Martin was there, along with a few other Unmos and some Tunisian soldiers. When he waved us over, Klara and I each picked up a metal folding chair and joined them at their table.

They had some serious news to tell us. White UN tanks had patrolled the streets after a pre-dawn rocket attack on the Phnom Penh airport and the villages that straddled the runways and outskirts of the city. There had been civilian casualties. The details were sketchy; not even Martin had any useful intelligence beyond the fact that the airport was still operational.

“It appears to have been a hit-and-run attack,” he said to me. “It has been quiet all day, but I wouldn’t take any chances when you get there. You might want to take the flak jacket with you.”

While he smirked at his joke, alarm bells went off and a wave of unease enveloped me. Dark thoughts circled my head like a murder of crows. Hon lived near the airport. But she would be safe, wouldn’t she? She was a survivor, I thought, trying to quell the panic I was feeling. Nevertheless, I promised myself to check on her as soon as I got to the city.

I was up at the crack of dawn, ready to go. After performing my last official act, which was getting the IPSOs on their bus for a two-day holiday at the beach, I returned to the house to finish packing my few belongings. Marilyn, who had watched me attempt to pack the entire contents of my bedroom a year earlier, would not have believed how little I had left.

Veata had come to help me pack and to clean the house for my landlord.
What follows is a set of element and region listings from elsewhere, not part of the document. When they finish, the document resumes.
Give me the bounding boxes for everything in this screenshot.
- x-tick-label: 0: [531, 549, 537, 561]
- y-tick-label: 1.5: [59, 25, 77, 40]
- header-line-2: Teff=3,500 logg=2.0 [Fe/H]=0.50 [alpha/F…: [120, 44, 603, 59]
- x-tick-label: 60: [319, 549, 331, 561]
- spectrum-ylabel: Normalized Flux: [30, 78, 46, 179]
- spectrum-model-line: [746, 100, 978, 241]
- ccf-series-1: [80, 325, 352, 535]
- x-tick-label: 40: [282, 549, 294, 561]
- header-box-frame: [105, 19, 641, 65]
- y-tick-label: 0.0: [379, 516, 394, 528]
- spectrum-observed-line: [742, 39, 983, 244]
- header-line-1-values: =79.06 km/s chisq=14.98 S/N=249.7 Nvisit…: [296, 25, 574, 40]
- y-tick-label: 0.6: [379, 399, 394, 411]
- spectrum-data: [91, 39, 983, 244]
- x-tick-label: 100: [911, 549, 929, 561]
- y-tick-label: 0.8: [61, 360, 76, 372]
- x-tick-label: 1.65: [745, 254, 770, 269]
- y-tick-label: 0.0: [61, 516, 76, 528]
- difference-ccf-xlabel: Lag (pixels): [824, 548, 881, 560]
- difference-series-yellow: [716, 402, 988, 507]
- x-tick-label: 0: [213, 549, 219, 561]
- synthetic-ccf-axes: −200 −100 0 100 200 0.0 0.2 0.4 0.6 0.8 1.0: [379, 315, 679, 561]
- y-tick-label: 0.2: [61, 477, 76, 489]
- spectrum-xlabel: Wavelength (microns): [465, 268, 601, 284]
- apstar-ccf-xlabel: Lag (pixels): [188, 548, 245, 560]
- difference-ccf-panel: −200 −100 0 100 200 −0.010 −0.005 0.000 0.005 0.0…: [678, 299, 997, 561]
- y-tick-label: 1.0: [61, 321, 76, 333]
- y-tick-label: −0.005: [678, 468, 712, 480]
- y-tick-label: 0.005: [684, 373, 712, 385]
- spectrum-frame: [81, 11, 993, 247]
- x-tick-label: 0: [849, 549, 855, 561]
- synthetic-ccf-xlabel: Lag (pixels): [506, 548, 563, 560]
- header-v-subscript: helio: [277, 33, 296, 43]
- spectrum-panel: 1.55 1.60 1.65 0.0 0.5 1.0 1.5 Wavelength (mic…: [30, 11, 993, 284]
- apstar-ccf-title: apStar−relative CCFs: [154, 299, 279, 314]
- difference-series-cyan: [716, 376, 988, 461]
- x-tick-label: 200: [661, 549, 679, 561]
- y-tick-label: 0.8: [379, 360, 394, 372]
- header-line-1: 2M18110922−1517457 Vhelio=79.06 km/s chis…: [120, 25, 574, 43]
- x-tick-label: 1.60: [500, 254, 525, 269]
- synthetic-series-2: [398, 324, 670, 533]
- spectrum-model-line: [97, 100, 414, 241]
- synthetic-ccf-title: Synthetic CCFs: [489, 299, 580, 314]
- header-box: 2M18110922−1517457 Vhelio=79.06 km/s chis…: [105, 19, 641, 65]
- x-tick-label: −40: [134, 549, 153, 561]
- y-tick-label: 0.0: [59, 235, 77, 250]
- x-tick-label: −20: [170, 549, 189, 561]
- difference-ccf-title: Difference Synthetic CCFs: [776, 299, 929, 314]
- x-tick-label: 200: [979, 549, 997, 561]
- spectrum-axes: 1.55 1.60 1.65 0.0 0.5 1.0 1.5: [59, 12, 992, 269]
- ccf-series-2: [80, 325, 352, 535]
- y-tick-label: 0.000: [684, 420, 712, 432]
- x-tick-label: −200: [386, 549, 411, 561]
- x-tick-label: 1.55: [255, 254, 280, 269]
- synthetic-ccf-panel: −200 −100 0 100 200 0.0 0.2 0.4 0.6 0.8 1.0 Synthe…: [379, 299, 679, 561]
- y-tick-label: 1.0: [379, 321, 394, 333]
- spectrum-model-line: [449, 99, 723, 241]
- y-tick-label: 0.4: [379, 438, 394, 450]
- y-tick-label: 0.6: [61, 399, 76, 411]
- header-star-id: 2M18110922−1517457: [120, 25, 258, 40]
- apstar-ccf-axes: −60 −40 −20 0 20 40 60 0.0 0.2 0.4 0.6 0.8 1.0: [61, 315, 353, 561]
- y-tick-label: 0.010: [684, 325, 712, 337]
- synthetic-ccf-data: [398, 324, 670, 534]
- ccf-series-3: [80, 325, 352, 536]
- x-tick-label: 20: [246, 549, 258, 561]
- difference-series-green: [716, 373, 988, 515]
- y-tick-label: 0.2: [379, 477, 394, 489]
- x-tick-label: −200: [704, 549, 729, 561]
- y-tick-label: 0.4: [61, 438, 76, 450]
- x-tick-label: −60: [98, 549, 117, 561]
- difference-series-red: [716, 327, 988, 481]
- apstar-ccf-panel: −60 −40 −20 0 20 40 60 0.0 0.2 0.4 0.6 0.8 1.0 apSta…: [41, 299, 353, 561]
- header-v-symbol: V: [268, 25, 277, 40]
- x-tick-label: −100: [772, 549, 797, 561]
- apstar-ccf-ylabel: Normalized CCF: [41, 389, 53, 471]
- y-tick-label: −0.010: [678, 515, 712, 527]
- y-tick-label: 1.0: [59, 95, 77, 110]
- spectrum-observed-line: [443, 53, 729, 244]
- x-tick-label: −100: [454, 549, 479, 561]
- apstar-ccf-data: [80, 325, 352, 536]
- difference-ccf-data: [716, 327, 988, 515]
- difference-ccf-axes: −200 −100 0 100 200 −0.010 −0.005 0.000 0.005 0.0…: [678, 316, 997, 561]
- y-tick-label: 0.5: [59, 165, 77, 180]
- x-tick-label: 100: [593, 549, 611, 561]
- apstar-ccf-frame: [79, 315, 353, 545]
When she wasn’t trying to serve me coffee, she was moping around and aimlessly picking up odds and ends, then putting them down again. I looked around for a gift—a token like the ceramic incense burner I had picked up in Bangkok’s tourist market, but that wouldn’t be right. I dug through my newly packed suitcase, found what I was searching for and presented her with my silk kimono.

Mr. Om showed up, too, although I was driving myself to Phnom Penh. Uncharacteristically for Cambodians, who rarely displayed emotions, Mr. Om gave me bear hugs and a tear or two welled up in Veata’s eyes. I knew that I had helped to empower them and their scarred countrymen. I had helped to create a window of opportunity and a respite from decades of war. The future was up to them.

Then I dropped by HQ to have coffee and a goodbye chat with Bruno. “Election results won’t be official for several days, but I’ve heard that the UN has called the election a tie and that twin governments will run the country,” he confided

The election had not been the end game for Cambodia. It wasn’t even the beginning of the end—merely the end of a first step. A rough ride was in store. But my luck had held in Cambodia. I hoped that the new democracy would be lucky, too.

It’s a shame your contract is up,” Bruno said. We both knew he didn’t mean it, but I was leaving and he could be generous.

Playing my part in our détente, I replied, “I would stay if I could. I spent a year of my life on this election. But not only is my UN contract up, my leave from the university is also up and summer classes begin in less than a month. Staying on as a volunteer won’t pay my bills.”

I never had the option to ask Bruno to extend my contract for another sixty days, like Brielle and Leannán had done. Still, I wanted to be in Cambodia when the new government was installed and, more than anything, I wanted to celebrate Cambodia’s future with Hon.

Bruno clasped my hand in his and shook it hard. “Good fortune, CJ. I’m glad we finished this together.”

Klara was also there at HQ. She kissed me full on the mouth and handed me a pretty blue embossed greeting card. I opened it and read the few words neatly printed inside: You are the best of the best of them. I looked at her, wishing with all my heart that I could believe her.

As I left Poŭthĭsăt and headed toward Phnom Penh to begin my long trip home to the States, I shouted out the window, “I’ve done it.” With my free hand, I pushed the call button on the radio and said to no one in particular, “Echo Charley Bravo 1, I’m out of here. So long, and thanks for all the fish.”